04. DRAWING

13 1 0
                                    

"Amiyama Hikari."

Aku pergi ke meja guru setelah guruku memanggil namaku. Satu kertas besar penuh dengan goresan pensil diberikan padaku. Di bagian bawah kertas terdapat tanda tangan beserta nilai yang cukup tinggi. Sembilan puluh.

Aku begitu bahagia melihat nilai kesenianku yang tinggi ini. Ini adalah gambar perlintasan kereta api yang digambar dengan pensil. Lengkap dengan tali merah yang menghiasinya. Karena tema menggambar kali ini tentang sumber kebahagiaan, aku pun menggambar tempat itu. Tempat di mana aku biasa berbincang dengan Soul.

Sepulang sekolah nanti, aku akan menunjukkannya padanya. Aku yakin dia suka dengan gambarku ini. Aku sangat tidak sabar.

Beberapa temanku pun menghampiriku melihat nilai yang kudapatkan. Mereka semua kagum dengan hasil gambar milikku.

"Kau senang melihat kereta di tempat ini, ya? Aku juga senang melihatnya saat aku masih kecil." Itu kata salah satu dari mereka.

Memang. Mereka belum tahu tentang Soul. Aku tidak menceritakan apapun soal dia. Orang tuaku juga sama. Dia hanya tahu aku senang berjalan-jalan di musim gugur seperti ini. Memang benar. Tapi, aku juga datang ke perlintasan kereta api dan bicara dengan Soul.

"Aku suka gambarmu, Hikari!" Reina pun suka dengan karyaku ini.

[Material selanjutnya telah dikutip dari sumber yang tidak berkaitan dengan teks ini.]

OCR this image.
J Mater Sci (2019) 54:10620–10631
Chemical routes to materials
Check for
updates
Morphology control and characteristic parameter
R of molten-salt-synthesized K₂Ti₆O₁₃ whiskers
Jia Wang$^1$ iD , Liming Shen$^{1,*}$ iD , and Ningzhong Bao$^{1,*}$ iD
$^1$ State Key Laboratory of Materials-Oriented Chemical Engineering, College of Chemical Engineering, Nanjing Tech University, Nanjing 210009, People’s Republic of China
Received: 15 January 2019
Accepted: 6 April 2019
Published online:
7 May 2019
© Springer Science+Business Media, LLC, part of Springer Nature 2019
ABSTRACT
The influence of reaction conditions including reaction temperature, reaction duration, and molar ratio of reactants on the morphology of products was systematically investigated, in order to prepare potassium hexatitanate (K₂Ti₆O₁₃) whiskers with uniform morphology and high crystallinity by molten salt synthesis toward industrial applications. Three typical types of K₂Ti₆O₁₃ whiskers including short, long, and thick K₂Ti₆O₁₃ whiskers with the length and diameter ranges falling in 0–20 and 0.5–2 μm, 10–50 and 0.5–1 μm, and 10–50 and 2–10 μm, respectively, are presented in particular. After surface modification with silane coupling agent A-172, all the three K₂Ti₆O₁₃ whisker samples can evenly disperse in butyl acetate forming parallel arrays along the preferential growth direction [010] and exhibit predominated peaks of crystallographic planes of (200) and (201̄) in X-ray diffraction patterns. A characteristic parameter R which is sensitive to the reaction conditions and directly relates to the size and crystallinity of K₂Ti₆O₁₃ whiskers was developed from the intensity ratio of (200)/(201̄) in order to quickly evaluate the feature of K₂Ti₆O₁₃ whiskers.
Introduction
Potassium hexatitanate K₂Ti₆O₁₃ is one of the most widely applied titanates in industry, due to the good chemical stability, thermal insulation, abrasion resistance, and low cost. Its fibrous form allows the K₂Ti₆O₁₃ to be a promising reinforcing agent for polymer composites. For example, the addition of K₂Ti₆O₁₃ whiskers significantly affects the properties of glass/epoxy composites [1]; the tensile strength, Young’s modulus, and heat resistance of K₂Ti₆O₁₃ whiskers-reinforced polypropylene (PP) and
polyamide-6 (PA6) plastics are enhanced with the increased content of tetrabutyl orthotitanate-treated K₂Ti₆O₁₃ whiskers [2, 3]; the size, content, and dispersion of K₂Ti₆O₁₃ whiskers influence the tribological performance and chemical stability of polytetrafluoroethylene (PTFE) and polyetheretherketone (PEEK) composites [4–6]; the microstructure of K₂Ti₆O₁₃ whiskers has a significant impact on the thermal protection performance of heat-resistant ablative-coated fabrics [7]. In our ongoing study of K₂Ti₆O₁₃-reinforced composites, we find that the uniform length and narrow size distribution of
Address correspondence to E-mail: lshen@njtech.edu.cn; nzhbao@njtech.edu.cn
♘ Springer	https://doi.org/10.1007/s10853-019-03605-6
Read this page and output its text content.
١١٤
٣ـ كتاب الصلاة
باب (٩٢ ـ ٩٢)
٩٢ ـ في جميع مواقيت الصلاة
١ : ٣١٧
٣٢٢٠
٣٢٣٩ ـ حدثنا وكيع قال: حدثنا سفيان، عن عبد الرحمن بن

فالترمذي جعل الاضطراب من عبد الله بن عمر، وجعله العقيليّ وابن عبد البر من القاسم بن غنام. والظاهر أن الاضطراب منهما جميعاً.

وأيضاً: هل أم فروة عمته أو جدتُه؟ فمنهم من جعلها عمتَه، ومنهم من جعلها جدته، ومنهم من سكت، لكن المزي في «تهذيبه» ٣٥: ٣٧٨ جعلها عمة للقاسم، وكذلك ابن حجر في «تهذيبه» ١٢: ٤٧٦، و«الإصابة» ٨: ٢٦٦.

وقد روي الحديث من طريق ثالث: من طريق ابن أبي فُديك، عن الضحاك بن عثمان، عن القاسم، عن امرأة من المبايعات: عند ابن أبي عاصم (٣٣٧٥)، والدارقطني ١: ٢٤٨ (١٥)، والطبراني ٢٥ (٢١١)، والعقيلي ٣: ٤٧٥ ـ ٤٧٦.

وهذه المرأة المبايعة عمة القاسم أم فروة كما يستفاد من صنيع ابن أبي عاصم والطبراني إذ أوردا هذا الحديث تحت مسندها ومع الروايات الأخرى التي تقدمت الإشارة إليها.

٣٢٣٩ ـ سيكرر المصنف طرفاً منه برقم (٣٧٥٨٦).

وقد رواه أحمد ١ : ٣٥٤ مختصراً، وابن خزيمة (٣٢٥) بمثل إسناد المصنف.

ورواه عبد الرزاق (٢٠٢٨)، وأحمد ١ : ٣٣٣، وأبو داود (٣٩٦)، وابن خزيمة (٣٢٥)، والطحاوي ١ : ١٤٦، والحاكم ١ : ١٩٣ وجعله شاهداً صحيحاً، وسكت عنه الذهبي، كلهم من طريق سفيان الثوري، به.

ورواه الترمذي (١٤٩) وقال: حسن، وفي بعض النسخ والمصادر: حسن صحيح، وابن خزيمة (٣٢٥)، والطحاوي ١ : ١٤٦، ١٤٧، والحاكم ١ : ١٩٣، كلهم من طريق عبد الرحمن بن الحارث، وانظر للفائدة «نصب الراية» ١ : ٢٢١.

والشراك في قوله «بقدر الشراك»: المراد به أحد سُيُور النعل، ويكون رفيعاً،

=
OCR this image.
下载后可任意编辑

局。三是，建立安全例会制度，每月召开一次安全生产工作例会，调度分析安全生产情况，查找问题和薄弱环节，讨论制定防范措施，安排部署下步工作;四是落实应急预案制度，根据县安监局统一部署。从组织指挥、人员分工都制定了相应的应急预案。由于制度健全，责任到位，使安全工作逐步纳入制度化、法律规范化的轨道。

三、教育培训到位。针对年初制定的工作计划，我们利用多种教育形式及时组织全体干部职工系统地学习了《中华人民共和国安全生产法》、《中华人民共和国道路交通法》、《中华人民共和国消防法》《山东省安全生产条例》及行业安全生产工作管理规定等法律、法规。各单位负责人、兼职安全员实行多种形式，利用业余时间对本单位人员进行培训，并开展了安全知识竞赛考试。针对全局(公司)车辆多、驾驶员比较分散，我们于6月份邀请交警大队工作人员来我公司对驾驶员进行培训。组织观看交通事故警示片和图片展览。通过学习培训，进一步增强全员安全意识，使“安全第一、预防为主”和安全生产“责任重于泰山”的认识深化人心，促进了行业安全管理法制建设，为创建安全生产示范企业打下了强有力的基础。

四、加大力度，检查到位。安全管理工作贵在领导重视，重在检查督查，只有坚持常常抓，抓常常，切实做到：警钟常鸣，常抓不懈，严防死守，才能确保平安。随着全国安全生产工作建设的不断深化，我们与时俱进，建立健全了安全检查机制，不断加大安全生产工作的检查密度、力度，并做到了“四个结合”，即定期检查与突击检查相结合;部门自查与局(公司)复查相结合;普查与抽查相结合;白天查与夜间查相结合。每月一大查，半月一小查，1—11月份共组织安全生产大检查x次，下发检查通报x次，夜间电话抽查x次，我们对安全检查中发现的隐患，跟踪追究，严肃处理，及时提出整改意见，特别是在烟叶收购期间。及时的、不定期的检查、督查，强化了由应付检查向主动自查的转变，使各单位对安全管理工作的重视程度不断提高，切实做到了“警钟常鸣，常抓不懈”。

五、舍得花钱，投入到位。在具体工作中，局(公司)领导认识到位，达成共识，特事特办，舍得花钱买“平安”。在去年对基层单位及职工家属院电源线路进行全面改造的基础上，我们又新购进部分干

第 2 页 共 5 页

"Terima kasih. Bagaimana dengan gambar kamarmu?" Tanyaku.

"Lumayan." Jawabnya.

Reina menggambar kamar sebagai sumber kebahagiaannya. Dia sungguh senang berada di kamarnya. Meluangkan waktu untuk bersenang-senang di dalam sana. Sebenarnya aku juga begitu. Tapi, tempat itu menjadi tempat baru yang berkesan bagiku.

Sangat berkesan. Karena Soul ada di sana dan selalu bicara denganku.

.
.
.
.
.

Soul melihat gambarku yang langsung kutunjukkan padanya ketika aku sampai di tempat ini.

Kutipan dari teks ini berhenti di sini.